We can't conclude yet the relation between number of students per class and score, but it already resembles a negative correlation. 

In [None]:
corr = pearsonr(dataframe['posttest'], dataframe['n_student'])
f'Pearson correlation: {corr}' 

<b>Using Pearson Coefficient we can conclude that the number off students per class and test score has a very high inverse correlation, with a p-value close to zero indicating a significant statistical relevance for the result. 

## Predicting Student Score

### <b> Dataset preparation

In [None]:
df = dataframe.copy()

In [None]:
#dropping non-significant columns for this regression
df.drop(columns='student_id', inplace=True)

#encoding categorical variables
from sklearn.compose import ColumnTransformer
import category_encoders as ce
from sklearn.preprocessing import OrdinalEncoder

ct_be = ce.BinaryEncoder(cols =['school', 'school_setting', 'classroom'], return_df=True)
df_encoded = ct_be.fit_transform(df)#Using binary encoding for variables with high number of categories 
ct_oe = ce.OrdinalEncoder(cols = ['school_type', 'teaching_method', 'gender', 'lunch'], return_df=True, 

mapping = [{'col': 'school_type', 'mapping': {'Non-public': 0, 'Public':1}}, 
{'col':'teaching_method', 'mapping':{'Experimental':1, 'Standard':0}}, 
{'col':'gender', 'mapping': {'Female':1, 'Male':0}}, 
{'col':'lunch', 'mapping': {'Does not qualify':0, 'Qualifies for reduced/free lunch':1}}]) 

df_encoded = ct_oe.fit_transform(df_encoded)#ordinal encoding for 0 or 1 variables

df_encoded[['school_type', 'teaching_method', 'gender', 'lunch']] = df_encoded[['school_type', 'teaching_method', 'gender', 'lunch']].apply(pd.to_numeric)

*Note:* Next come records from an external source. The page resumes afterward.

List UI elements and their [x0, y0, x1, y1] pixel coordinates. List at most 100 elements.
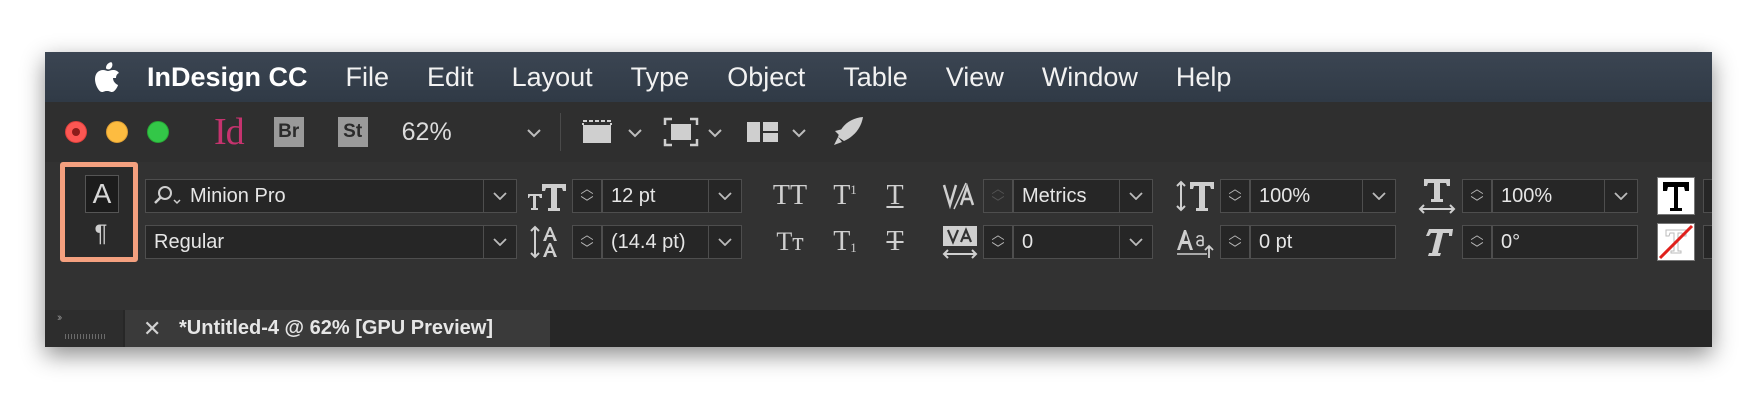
- tracking-dropdown-chevron-icon[interactable]: [1119, 226, 1152, 258]
- control-panel-menu-arrow-top[interactable]: [1703, 179, 1712, 213]
- tracking-field[interactable]: 0: [1013, 225, 1153, 259]
- minimize-window-button[interactable]: [106, 121, 128, 143]
- menu-app-name[interactable]: InDesign CC: [147, 62, 308, 93]
- menu-edit[interactable]: Edit: [427, 62, 474, 93]
- underline-button[interactable]: T: [880, 176, 910, 216]
- leading-icon: [525, 222, 569, 262]
- character-fill-swatch[interactable]: [1657, 177, 1695, 215]
- application-bar: Id Br St 62%: [45, 102, 1712, 162]
- font-size-value: 12 pt: [611, 184, 656, 207]
- kerning-field[interactable]: Metrics: [1013, 179, 1153, 213]
- skew-field[interactable]: 0°: [1492, 225, 1638, 259]
- skew-value: 0°: [1501, 230, 1521, 253]
- divider: [559, 113, 561, 151]
- font-size-stepper[interactable]: ︿ ﹀: [572, 179, 602, 213]
- menu-view[interactable]: View: [946, 62, 1004, 93]
- skew-stepper[interactable]: ︿ ﹀: [1462, 225, 1492, 259]
- baseline-shift-icon: [1173, 222, 1217, 262]
- menu-type[interactable]: Type: [631, 62, 690, 93]
- indesign-window: InDesign CC File Edit Layout Type Object…: [45, 52, 1712, 347]
- font-size-field[interactable]: 12 pt: [602, 179, 742, 213]
- screen-mode-chevron-icon[interactable]: [707, 122, 723, 143]
- subscript-button[interactable]: T1: [827, 222, 863, 262]
- character-stroke-swatch[interactable]: [1657, 223, 1695, 261]
- zoom-window-button[interactable]: [147, 121, 169, 143]
- kerning-dropdown-chevron-icon[interactable]: [1119, 180, 1152, 212]
- expand-panels-icon[interactable]: ››: [57, 312, 63, 324]
- publish-online-icon[interactable]: [831, 115, 867, 149]
- font-family-value: Minion Pro: [190, 184, 286, 207]
- horizontal-scale-value: 100%: [1501, 184, 1553, 207]
- leading-value: (14.4 pt): [611, 230, 686, 253]
- control-panel: A ¶ Minion Pro Regular ︿ ﹀ 12 pt ︿ ﹀ (14…: [45, 162, 1712, 310]
- horizontal-scale-stepper[interactable]: ︿ ﹀: [1462, 179, 1492, 213]
- menu-layout[interactable]: Layout: [512, 62, 593, 93]
- kerning-stepper[interactable]: ︿ ﹀: [983, 179, 1013, 213]
- horizontal-scale-icon: [1415, 176, 1459, 216]
- document-tab-bar: ›› ✕ *Untitled-4 @ 62% [GPU Preview]: [45, 310, 1712, 347]
- font-family-field[interactable]: Minion Pro: [145, 179, 517, 213]
- font-size-dropdown-chevron-icon[interactable]: [708, 180, 741, 212]
- leading-stepper[interactable]: ︿ ﹀: [572, 225, 602, 259]
- text-fill-icon: [1663, 182, 1689, 211]
- tools-panel-grip[interactable]: ››: [45, 310, 123, 347]
- bridge-button[interactable]: Br: [273, 117, 304, 147]
- document-tab-title: *Untitled-4 @ 62% [GPU Preview]: [179, 317, 494, 339]
- vertical-scale-stepper[interactable]: ︿ ﹀: [1220, 179, 1250, 213]
- font-size-icon: [525, 176, 569, 216]
- control-panel-menu-arrow-bottom[interactable]: [1703, 225, 1712, 259]
- zoom-level[interactable]: 62%: [402, 118, 526, 147]
- kerning-value: Metrics: [1022, 184, 1087, 207]
- skew-icon: [1415, 222, 1459, 262]
- indesign-logo: Id: [214, 111, 245, 153]
- document-tab[interactable]: ✕ *Untitled-4 @ 62% [GPU Preview]: [125, 310, 550, 347]
- arrange-documents-chevron-icon[interactable]: [791, 122, 807, 143]
- tracking-stepper[interactable]: ︿ ﹀: [983, 225, 1013, 259]
- menu-file[interactable]: File: [346, 62, 390, 93]
- vertical-scale-icon: [1173, 176, 1217, 216]
- strikethrough-button[interactable]: T: [880, 222, 910, 262]
- vertical-scale-field[interactable]: 100%: [1250, 179, 1396, 213]
- view-options-chevron-icon[interactable]: [627, 122, 643, 143]
- superscript-letter: T: [833, 180, 851, 211]
- view-options-icon[interactable]: [579, 117, 619, 147]
- all-caps-button[interactable]: TT: [769, 176, 811, 216]
- stock-button[interactable]: St: [337, 117, 368, 147]
- arrange-documents-icon[interactable]: [745, 118, 781, 146]
- close-document-icon[interactable]: ✕: [143, 316, 167, 342]
- vertical-scale-dropdown-chevron-icon[interactable]: [1362, 180, 1395, 212]
- text-stroke-none-icon: [1658, 224, 1694, 260]
- kerning-icon: [940, 176, 980, 216]
- menu-window[interactable]: Window: [1042, 62, 1138, 93]
- leading-dropdown-chevron-icon[interactable]: [708, 226, 741, 258]
- formatting-mode-toggle: A ¶: [60, 162, 138, 262]
- baseline-shift-value: 0 pt: [1259, 230, 1293, 253]
- character-formatting-controls-button[interactable]: A: [85, 175, 119, 213]
- menu-bar: InDesign CC File Edit Layout Type Object…: [45, 52, 1712, 102]
- font-style-dropdown-chevron-icon[interactable]: [483, 226, 516, 258]
- horizontal-scale-field[interactable]: 100%: [1492, 179, 1638, 213]
- zoom-dropdown-chevron-icon[interactable]: [526, 122, 542, 143]
- menu-table[interactable]: Table: [843, 62, 908, 93]
- font-search-icon[interactable]: [146, 184, 182, 208]
- menu-help[interactable]: Help: [1176, 62, 1232, 93]
- subscript-letter: T: [833, 226, 851, 257]
- baseline-shift-stepper[interactable]: ︿ ﹀: [1220, 225, 1250, 259]
- font-style-value: Regular: [154, 230, 225, 253]
- leading-field[interactable]: (14.4 pt): [602, 225, 742, 259]
- paragraph-formatting-controls-button[interactable]: ¶: [85, 219, 117, 249]
- font-style-field[interactable]: Regular: [145, 225, 517, 259]
- superscript-button[interactable]: T1: [827, 176, 863, 216]
- screen-mode-icon[interactable]: [663, 117, 699, 147]
- vertical-scale-value: 100%: [1259, 184, 1311, 207]
- font-family-dropdown-chevron-icon[interactable]: [483, 180, 516, 212]
- close-window-button[interactable]: [65, 121, 87, 143]
- baseline-shift-field[interactable]: 0 pt: [1250, 225, 1396, 259]
- subscript-mark: 1: [850, 240, 857, 255]
- apple-icon[interactable]: [87, 61, 127, 93]
- small-caps-button[interactable]: Tт: [769, 222, 811, 262]
- tracking-icon: [940, 222, 980, 262]
- menu-object[interactable]: Object: [727, 62, 805, 93]
- horizontal-scale-dropdown-chevron-icon[interactable]: [1604, 180, 1637, 212]
- grip-handle-icon[interactable]: [65, 334, 105, 339]
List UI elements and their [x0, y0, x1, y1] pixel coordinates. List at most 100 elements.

### <b> Visualizing dataset_encoded

In [None]:
df_encoded.info()

In [None]:
df_encoded

### <b> Splitting Trainning and test datasets

In [None]:
from sklearn.model_selection import train_test_split
import xgboost as xg

#Split features and labels
X, y = df_encoded.iloc[:, :-1], df_encoded.iloc[:, -1]
  
# Splitting
X_train, X_test, y_train, y_test = train_test_split(X, y, test_size = 0.2, random_state = 42)
#transforming objects into DMatrix data
train_dmatrix = xg.DMatrix(data = X_train, label = y_train)
test_dmatrix = xg.DMatrix(data = X_test, label = y_test)


In [None]:
train_dmatrix = xg.DMatrix(data = X_train, label = y_train)
test_dmatrix = xg.DMatrix(data = X_test, label = y_test)

### <b> Trainning XGBRegressor model

In [None]:
#trainning xboost regressor
params = {'booster':'gblinear', 'objective': 'reg:squarederror'}
reg = xg.train(dtrain = train_dmatrix, params = params, num_boost_round = 500)
y_pred = reg.predict(test_dmatrix)

## Results and performance Evaluation

In [None]:
from sklearn.metrics import mean_squared_error as MSE
rmse = np.sqrt(MSE(y_test, y_pred))
print("RMSE :% f " %(rmse))

from sklearn.metrics import r2_score
r2 = r2_score(y_test,y_pred)
x = 1 - r2
y = (X.shape[0] - 1) / (X.shape[0] - X.shape[1] - 1)
adjusted_r2 = 1 - (x * y)
print('R2 Score:% f' %(r2), '| Adjusted-R2:% f' %(adjusted_r2))

This model presents a good performance without utilizing more complex techiques such as feature reduction, and hyperparameter tunning. With R2 and Adjusted-R2 scores being very similar, it has a good bias-variance balance, and not prone to overfitting. 
<br>
<br>
Using the model of the sections above we can predict the score of a certain student, or a whole school using just a few variables.